We also factor in various economies of scale where a range of activities can be generally performed more efficiently the larger the area.
It is due to these types of fluctuations that some of our forestry workers are hired on a seasonal basis. The majority of them come from the indigenous community of the Ngobe-Buglé and have already worked with our partner, Futuro Forestal.
In addition, some of our staff remain on-site all-year round to watch over the fincas, control tree growth and any infestations, etc.
How many jobs benefit indirectly from this (e.g., tree nursery, seed collection)?
We reckon that more than 80%, perhaps more, of this year's afforestation will be attributable to the cooperative. That means that our cooperative is generating considerable indirect benefits because the nursery delivers the saplings for the afforestation phase. Our nursery currently employs 30 nursery workers, the majority of whom are from the Emberá community of Piriatí, along with 4 administrative staff.
We have contracted several teams for our seed-collecting operation. One of the teams has 9 people (6 in Darien and 3 in Las Lajas) employed in the nursery), and there is an external team of 5 persons from the Emberá community of Arimae (close to other current cooperative projects taking place in Darién)
What are the wage levels?
The statutory minimum wage in Panama currently amounts to 1.91 US dollars per hour, or 15.28 US dollars per day.*We pay a daily wage of 18.32 US dollars, which is around one-and-a-half times the statutory rate.
We also provide free accommodation to our employees. The camps in the fincas are equipped with kitchens, bathrooms, water, and solar power. In addition, each month, we issue vouchers worth 50 US dollars for subsistence costs. These are provided within the camp, and our local administration staff ensures that stocks are regularly checked and topped up as necessary.
We also take care of the transport to the camp and then back again after the season ends. Managerial staff is given mobile phone subscriptions so that they can perform their activities properly.
*El Salario Mínimo en Panamá - Ministerio de Trabajo y Desarrollo Laboral (mitradel.gob.pa)
Medical, accident, and pension insurance is a legal requirement in Panama. Nevertheless, numerous companies, especially in the agriculture and forestry industry, fail to fulfil all their obligations here. Not so with us. All of our employees are registered for social insurance from the very first day.
Education and training opportunities
Our staff receives regular training and continuing education. Our programme includes subjects like the suitable handling of flora and fauna, protecting water resources, proper waste management within the camps, as well as continuing literacy education. Alongside that, we also conduct regular safety training for the prevention of accidents in the workplace.
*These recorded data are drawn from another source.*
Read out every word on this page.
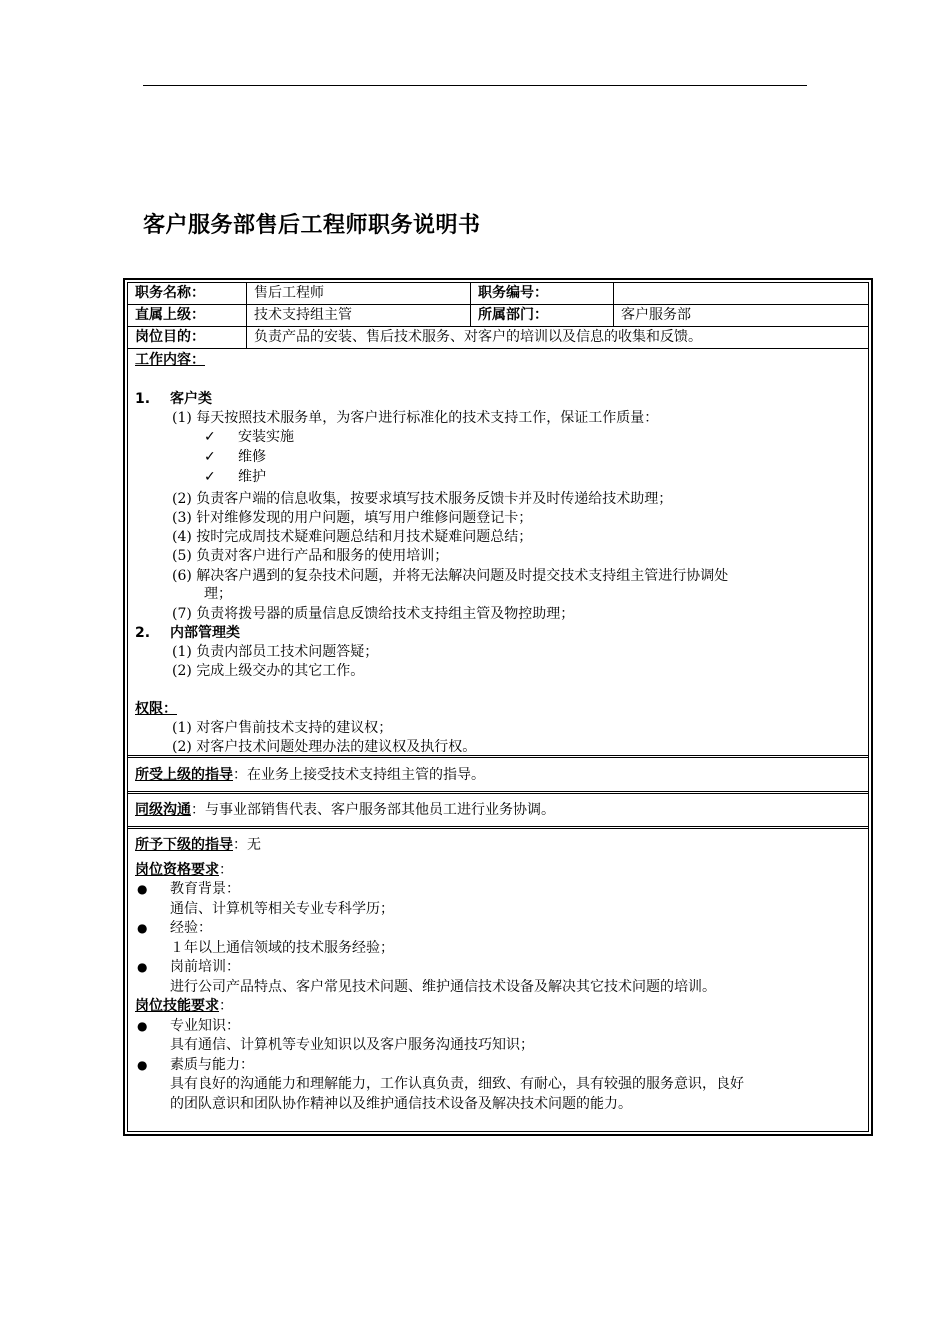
客户服务部售后工程师职务说明书
职务名称：	售后工程师	职务编号：
直属上级：	技术支持组主管	所属部门：	客户服务部
岗位目的：	负责产品的安装、售后技术服务、对客户的培训以及信息的收集和反馈。
工作内容：
1. 客户类
(1) 每天按照技术服务单，为客户进行标准化的技术支持工作，保证工作质量：
✓ 安装实施
✓ 维修
✓ 维护
(2) 负责客户端的信息收集，按要求填写技术服务反馈卡并及时传递给技术助理；
(3) 针对维修发现的用户问题，填写用户维修问题登记卡；
(4) 按时完成周技术疑难问题总结和月技术疑难问题总结；
(5) 负责对客户进行产品和服务的使用培训；
(6) 解决客户遇到的复杂技术问题，并将无法解决问题及时提交技术支持组主管进行协调处
理；
(7) 负责将拨号器的质量信息反馈给技术支持组主管及物控助理；
2. 内部管理类
(1) 负责内部员工技术问题答疑；
(2) 完成上级交办的其它工作。
权限：
(1) 对客户售前技术支持的建议权；
(2) 对客户技术问题处理办法的建议权及执行权。
所受上级的指导：在业务上接受技术支持组主管的指导。
同级沟通：与事业部销售代表、客户服务部其他员工进行业务协调。
所予下级的指导：无
岗位资格要求：
● 教育背景：
通信、计算机等相关专业专科学历；
● 经验：
１年以上通信领域的技术服务经验；
● 岗前培训：
进行公司产品特点、客户常见技术问题、维护通信技术设备及解决其它技术问题的培训。
岗位技能要求：
● 专业知识：
具有通信、计算机等专业知识以及客户服务沟通技巧知识；
● 素质与能力：
具有良好的沟通能力和理解能力，工作认真负责，细致、有耐心，具有较强的服务意识，良好
的团队意识和团队协作精神以及维护通信技术设备及解决技术问题的能力。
A large proportion of our seasonal workers come from indigenous communities who rarely have fair employment available in their vicinity. For many of them, the income they receive from our forestry projects is absolutely essential for feeding their families and relatives. However, our employees do not always have bank accounts, so we have a system for the direct payment of wages to their families.
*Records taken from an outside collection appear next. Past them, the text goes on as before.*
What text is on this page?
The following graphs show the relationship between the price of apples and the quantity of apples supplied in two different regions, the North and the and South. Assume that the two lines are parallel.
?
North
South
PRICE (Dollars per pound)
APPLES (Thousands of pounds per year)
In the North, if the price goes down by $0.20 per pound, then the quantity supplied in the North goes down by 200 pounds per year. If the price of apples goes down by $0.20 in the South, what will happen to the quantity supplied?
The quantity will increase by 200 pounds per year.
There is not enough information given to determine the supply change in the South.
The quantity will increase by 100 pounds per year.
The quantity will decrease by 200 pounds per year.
We also think that it is vitally important that indigenous communities have stable food sovereignty. This is why we reserve small areas of our project sites to enable them to cultivate their own food.
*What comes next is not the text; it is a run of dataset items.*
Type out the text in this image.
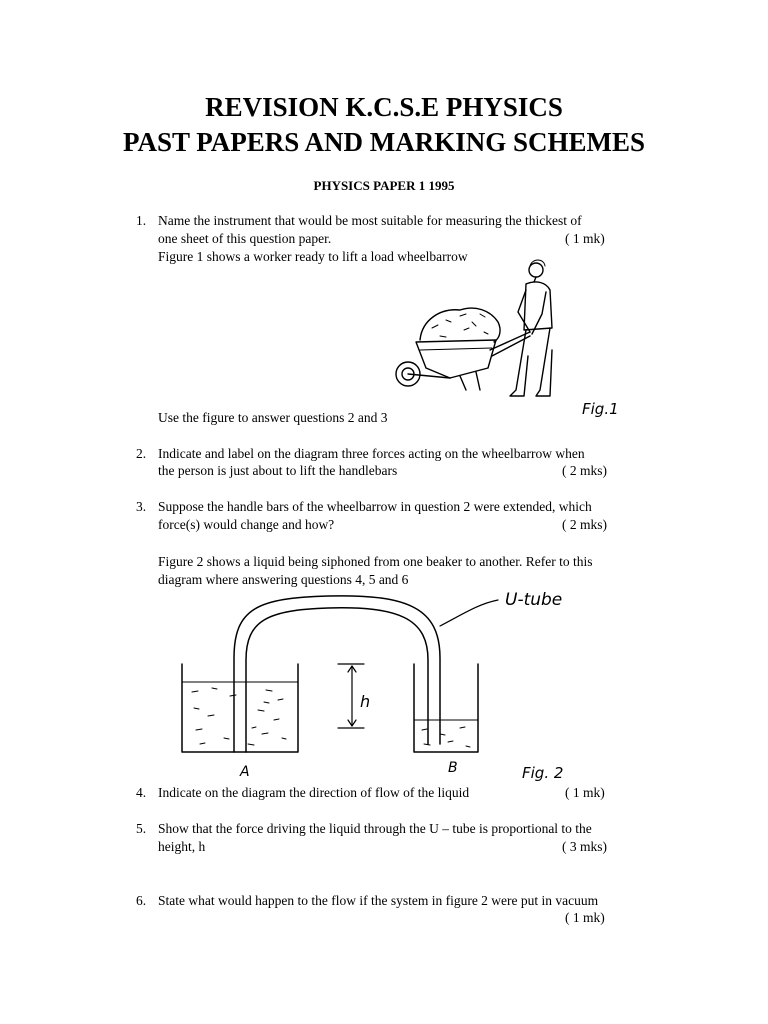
REVISION K.C.S.E PHYSICS
PAST PAPERS AND MARKING SCHEMES
PHYSICS PAPER 1 1995
1. Name the instrument that would be most suitable for measuring the thickest of
one sheet of this question paper.	( 1 mk)
Figure 1 shows a worker ready to lift a load wheelbarrow
Fig.1
Use the figure to answer questions 2 and 3
2. Indicate and label on the diagram three forces acting on the wheelbarrow when
the person is just about to lift the handlebars	( 2 mks)
3. Suppose the handle bars of the wheelbarrow in question 2 were extended, which
force(s) would change and how?	( 2 mks)
Figure 2 shows a liquid being siphoned from one beaker to another. Refer to this
diagram where answering questions 4, 5 and 6
U-tube
h
A	B	Fig. 2
4. Indicate on the diagram the direction of flow of the liquid	( 1 mk)
5. Show that the force driving the liquid through the U – tube is proportional to the
height, h	( 3 mks)
6. State what would happen to the flow if the system in figure 2 were put in vacuum
( 1 mk)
Furthermore, we hope that our sustainable afforestation activities and the training opportunities we provide will have a long-lasting positive impact and give our employees good prospects for the future.
Afforestation as an opportunity for education and training!
“I want to flourish as part of the business. I want to become a skilled worker in this area. To achieve this, I am happy to learn more, and I want to be continuously educated, undertake training sessions, anything, and everything.”
Forestry worker from the Guna de Wagandí people.